I was looking at my savage 110 in 30-06 the other day after reading some on glass bedding and free floating your barrel. I never looked too close before so i never noticed it before, but the stock on one side of the barrel seems to be touching or maybe even pushing on the barrel and there is a gap on the other side. When out shooting targets I have always seemed to have a few flyers in my five shot groups and I just assumed that was my doing but now am wondering if maybe this could be a problem. Any help???

Thanks
Matt


----------



## rifle6 (Jan 7, 2007)

my wife came with a savage 110 in .270. i really don't like the 110.
this one would be ok for 5 shots then All over the place, i really..REALLY cleaned it and worked up a load for it still all over after 5-6 shots. so i tested it a little 1 shot clean open bolt wait 5 mins. shoot clean open bolt wait 5 mins. i did this for 15 shots.. guess what it did shoot ok. so i free floated and bedded it. i also took the front sight off and replaced the set screw witha plug screw.
it helped alot now it can take regular bench speed shooting with about a 1 1/4 group @ 100 yds i played a little more and cryoed the barrel now it shoots about a .75 group thats all i could get out of it. but i can live with that.


----------



## ac700wildcat (Oct 30, 2006)

Ok heres a little more on this gun. I just took it out of the stock to clean the barrel along with everything else. Before i took it off i could run a piece of paper between the barrel and stock without it binding up.

Once the stock was off i noticed on the right side of the barrel that the blueing was wearing off along the length of the barrel where the stock stops wrapping around it all the way to the end. So obviously when the barrel is warming up it must be touching. I've started to sand one the inside of this stock but am not sure how far i should go and was just wondering what everyones opinions were.

Also, the stock looks to be touching the retainer nut that holds the barrel on the action. Is that okay or should i be sanding a bit there too??

Thanks
Matt


----------



## rifle6 (Jan 7, 2007)

i don't like a stock to touch any part of the barrel, including the nut.
i think once you get all the clearence issues taken care of you will notice a big difference, then you might want to glass bed your action, it is not very hard.


----------



## ac700wildcat (Oct 30, 2006)

Ok sounds like i have a little more sanding to do then. I kinda planned on glass bedding it once i can afford the kit i found on midway. Think it was around $30-35 and was supposed to be able to do two rifles. I'll try what I have done so far this week sometime and see how it shoots.

Thanks for the advice,
Matt


----------



## People (Jan 17, 2005)

A full free floating barrel is the way to go but if it is touching the tube in the area of the chaimber it should not hurt it at all. Many Match guns are bedded with the action and the first few inches of the tube.


----------



## ac700wildcat (Oct 30, 2006)

I was reading a little on bedding again last night and was wondering about that. The article i was reading said the first 1 3/4" of a sporter barrel should be bedded and the first 2 1/2" of a bull barrel. Why the differences between barrels? And why bed the barrel at all?


----------



## clampdaddy (Aug 9, 2006)

I would try useing some thin cardboard (cereal box, match book papper) under the action just behind the recoil lug to lift the action in the stock. That may be enough to clear the barrel from the wood. If not you could try a piece under the action and up one side to shim the action over a little.

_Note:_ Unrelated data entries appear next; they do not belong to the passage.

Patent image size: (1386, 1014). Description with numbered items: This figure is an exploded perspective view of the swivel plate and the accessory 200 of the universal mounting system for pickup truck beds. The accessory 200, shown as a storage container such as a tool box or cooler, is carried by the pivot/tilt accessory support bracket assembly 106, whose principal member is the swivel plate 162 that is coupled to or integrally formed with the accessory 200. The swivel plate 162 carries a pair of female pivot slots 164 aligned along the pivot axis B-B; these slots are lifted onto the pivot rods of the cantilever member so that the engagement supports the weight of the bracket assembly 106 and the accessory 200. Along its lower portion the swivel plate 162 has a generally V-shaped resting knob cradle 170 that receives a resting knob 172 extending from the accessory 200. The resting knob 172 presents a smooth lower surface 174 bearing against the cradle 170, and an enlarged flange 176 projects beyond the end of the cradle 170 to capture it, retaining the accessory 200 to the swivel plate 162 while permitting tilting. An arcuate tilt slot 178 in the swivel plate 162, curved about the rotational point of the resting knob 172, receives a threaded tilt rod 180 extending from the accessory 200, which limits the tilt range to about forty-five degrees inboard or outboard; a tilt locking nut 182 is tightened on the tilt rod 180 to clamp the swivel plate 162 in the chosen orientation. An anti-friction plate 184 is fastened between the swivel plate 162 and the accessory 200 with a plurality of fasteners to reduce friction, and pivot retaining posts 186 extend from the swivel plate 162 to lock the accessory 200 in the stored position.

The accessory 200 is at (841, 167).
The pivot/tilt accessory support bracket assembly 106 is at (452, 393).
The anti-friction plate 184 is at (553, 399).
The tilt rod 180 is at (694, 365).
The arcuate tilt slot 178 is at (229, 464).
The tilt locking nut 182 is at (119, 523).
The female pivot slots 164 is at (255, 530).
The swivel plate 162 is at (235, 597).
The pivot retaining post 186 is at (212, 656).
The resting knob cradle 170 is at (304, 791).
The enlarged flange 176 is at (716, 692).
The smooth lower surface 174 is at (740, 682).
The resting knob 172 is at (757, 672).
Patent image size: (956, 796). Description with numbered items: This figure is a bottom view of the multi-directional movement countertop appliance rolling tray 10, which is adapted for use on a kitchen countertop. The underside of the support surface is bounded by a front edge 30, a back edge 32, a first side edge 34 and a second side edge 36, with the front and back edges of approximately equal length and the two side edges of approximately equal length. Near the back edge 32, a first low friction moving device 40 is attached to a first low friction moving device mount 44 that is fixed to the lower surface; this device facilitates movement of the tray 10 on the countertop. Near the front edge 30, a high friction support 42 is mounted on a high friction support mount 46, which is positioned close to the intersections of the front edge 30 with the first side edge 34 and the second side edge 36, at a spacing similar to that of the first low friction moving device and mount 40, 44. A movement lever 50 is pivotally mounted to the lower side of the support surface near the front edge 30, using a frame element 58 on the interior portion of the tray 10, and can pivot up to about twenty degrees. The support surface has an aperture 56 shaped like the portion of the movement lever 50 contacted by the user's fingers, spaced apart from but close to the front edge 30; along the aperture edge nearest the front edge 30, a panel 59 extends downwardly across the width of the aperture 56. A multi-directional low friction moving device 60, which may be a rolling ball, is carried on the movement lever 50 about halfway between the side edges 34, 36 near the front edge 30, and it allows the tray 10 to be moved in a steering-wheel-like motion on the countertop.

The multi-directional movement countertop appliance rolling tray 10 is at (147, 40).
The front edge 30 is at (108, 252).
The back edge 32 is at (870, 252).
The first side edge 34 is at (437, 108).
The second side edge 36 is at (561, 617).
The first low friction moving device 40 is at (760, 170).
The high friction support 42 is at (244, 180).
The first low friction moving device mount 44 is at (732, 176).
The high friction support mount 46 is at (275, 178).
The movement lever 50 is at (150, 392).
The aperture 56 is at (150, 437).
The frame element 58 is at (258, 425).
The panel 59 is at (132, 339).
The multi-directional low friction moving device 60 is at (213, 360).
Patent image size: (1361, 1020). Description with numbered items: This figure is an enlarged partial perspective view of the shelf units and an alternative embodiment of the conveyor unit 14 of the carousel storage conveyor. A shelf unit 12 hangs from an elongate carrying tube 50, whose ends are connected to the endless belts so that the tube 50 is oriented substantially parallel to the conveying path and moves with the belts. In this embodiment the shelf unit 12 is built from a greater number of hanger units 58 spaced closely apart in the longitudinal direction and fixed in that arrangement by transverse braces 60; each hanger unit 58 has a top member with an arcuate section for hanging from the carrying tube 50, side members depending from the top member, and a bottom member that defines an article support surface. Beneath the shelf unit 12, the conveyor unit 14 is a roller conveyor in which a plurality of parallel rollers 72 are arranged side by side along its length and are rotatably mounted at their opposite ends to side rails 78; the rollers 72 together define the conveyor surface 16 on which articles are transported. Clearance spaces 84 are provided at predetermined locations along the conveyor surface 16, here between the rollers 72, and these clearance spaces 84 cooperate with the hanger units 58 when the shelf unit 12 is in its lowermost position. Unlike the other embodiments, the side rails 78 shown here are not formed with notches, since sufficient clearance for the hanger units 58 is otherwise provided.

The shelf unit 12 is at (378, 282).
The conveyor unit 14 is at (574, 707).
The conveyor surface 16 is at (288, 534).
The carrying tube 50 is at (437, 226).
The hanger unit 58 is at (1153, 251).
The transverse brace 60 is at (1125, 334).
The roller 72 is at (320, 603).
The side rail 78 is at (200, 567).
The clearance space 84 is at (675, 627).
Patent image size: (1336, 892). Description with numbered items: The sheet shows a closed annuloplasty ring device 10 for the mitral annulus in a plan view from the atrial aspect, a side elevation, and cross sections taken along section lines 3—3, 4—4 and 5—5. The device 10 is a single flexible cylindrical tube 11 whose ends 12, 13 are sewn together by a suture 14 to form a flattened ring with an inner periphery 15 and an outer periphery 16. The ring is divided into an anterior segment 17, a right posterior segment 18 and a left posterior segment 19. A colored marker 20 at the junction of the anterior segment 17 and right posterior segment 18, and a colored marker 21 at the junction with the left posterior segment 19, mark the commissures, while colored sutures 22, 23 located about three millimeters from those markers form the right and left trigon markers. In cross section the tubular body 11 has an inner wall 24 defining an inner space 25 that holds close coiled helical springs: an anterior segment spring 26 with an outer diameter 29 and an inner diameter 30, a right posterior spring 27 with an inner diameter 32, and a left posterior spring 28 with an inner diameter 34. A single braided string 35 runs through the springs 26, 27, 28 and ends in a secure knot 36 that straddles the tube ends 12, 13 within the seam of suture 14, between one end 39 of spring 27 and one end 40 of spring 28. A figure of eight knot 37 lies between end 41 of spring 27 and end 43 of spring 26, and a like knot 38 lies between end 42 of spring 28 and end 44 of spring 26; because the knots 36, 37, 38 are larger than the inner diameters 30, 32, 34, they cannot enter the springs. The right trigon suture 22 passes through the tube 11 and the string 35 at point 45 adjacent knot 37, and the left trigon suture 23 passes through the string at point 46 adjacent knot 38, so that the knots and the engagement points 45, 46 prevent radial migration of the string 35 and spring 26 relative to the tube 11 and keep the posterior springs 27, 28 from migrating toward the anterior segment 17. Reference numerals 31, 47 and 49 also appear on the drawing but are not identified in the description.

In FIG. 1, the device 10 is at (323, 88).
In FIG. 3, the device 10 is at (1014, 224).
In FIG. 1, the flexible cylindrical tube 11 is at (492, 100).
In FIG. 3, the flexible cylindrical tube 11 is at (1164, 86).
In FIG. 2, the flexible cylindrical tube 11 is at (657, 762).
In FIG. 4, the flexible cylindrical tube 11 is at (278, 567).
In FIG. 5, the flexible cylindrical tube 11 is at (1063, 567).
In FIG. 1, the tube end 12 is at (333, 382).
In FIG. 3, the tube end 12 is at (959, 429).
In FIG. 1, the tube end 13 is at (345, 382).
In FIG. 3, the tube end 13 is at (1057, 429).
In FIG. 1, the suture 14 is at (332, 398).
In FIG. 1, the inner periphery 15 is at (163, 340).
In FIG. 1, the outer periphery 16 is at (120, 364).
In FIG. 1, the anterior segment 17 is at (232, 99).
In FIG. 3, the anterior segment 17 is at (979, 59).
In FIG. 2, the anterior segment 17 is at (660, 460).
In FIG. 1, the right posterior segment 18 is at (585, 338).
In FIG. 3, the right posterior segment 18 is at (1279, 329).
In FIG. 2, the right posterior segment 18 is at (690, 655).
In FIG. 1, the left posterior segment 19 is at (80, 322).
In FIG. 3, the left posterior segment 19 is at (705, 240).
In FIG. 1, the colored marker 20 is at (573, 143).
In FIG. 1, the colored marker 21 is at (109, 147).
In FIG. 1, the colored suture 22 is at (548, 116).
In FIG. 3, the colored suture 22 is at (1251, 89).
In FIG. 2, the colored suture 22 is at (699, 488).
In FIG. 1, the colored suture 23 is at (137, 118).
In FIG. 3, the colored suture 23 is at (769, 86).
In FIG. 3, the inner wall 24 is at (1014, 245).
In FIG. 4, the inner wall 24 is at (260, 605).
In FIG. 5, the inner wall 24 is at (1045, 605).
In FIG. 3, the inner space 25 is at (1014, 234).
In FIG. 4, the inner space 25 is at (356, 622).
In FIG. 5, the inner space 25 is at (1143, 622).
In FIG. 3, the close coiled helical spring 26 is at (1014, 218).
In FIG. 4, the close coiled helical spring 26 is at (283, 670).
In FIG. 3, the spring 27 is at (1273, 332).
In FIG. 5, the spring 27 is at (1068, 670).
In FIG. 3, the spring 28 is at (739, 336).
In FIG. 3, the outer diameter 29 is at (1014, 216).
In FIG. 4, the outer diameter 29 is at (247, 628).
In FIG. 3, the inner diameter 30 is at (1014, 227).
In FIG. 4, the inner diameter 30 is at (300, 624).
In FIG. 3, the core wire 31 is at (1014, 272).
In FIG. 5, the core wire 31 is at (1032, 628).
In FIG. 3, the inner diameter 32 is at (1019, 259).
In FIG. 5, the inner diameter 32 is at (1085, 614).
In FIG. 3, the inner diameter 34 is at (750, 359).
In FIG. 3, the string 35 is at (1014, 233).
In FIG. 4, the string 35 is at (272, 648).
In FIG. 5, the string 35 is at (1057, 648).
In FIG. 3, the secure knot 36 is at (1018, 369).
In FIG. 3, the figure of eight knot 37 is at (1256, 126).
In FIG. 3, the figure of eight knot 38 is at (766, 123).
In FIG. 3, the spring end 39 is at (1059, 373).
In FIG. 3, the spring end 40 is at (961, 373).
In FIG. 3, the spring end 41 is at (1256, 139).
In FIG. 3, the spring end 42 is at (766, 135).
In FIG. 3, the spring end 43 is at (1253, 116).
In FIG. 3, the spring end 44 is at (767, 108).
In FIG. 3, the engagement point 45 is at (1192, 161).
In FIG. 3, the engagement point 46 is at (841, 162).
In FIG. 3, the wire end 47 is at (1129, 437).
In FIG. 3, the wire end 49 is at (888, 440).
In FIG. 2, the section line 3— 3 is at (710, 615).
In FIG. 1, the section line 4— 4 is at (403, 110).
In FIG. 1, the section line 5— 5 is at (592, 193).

I did my first bedding job with a kit from Brownells. It was a great learning experiance. I got damn close to totaly glueing my action into the stock with a barrel that was only hand tight in the reciever , not to mention the goopy bedding compound all over my clothes and workbench.

Anymore I just use that playdough looking epoxy (JB Stick Weld) that you get at auto parts stores and liquid car wax as a release agent. I put the epoxy in the stock, slather the action/barrel with car wax, bolt it together tightley, wait about one minuit, take it apart to make sure it's not glued together, and let the epoxy air dry for an hour or so. I only do the front of the action and the first two inches of the barrel. If something doesn't look right it is easy to scoop out the stuff ( in the first few minuits) and try it again or if everything looks fine but you see a spot that needs more epoxy you can let it dry and add some more. Your savage probably has a pillar in the stock where the rear action screw goes thru the stock but if it doesn't a large roll pin or a piece of steel brake line cut to the proper length works well.


----------



## Hunter_58346 (May 22, 2003)

I just bought the kit at Gerrells in DL for 20$ and it does 2 rifles. He said he would match any Midway price with proof. The kit is easy to work and cheap!!!

JJ


----------



## bamajeepjunkie (Feb 20, 2007)

so the principle behind this is so the action does not move in the stock, but the barrel is free to move, just trying to get my info straight


----------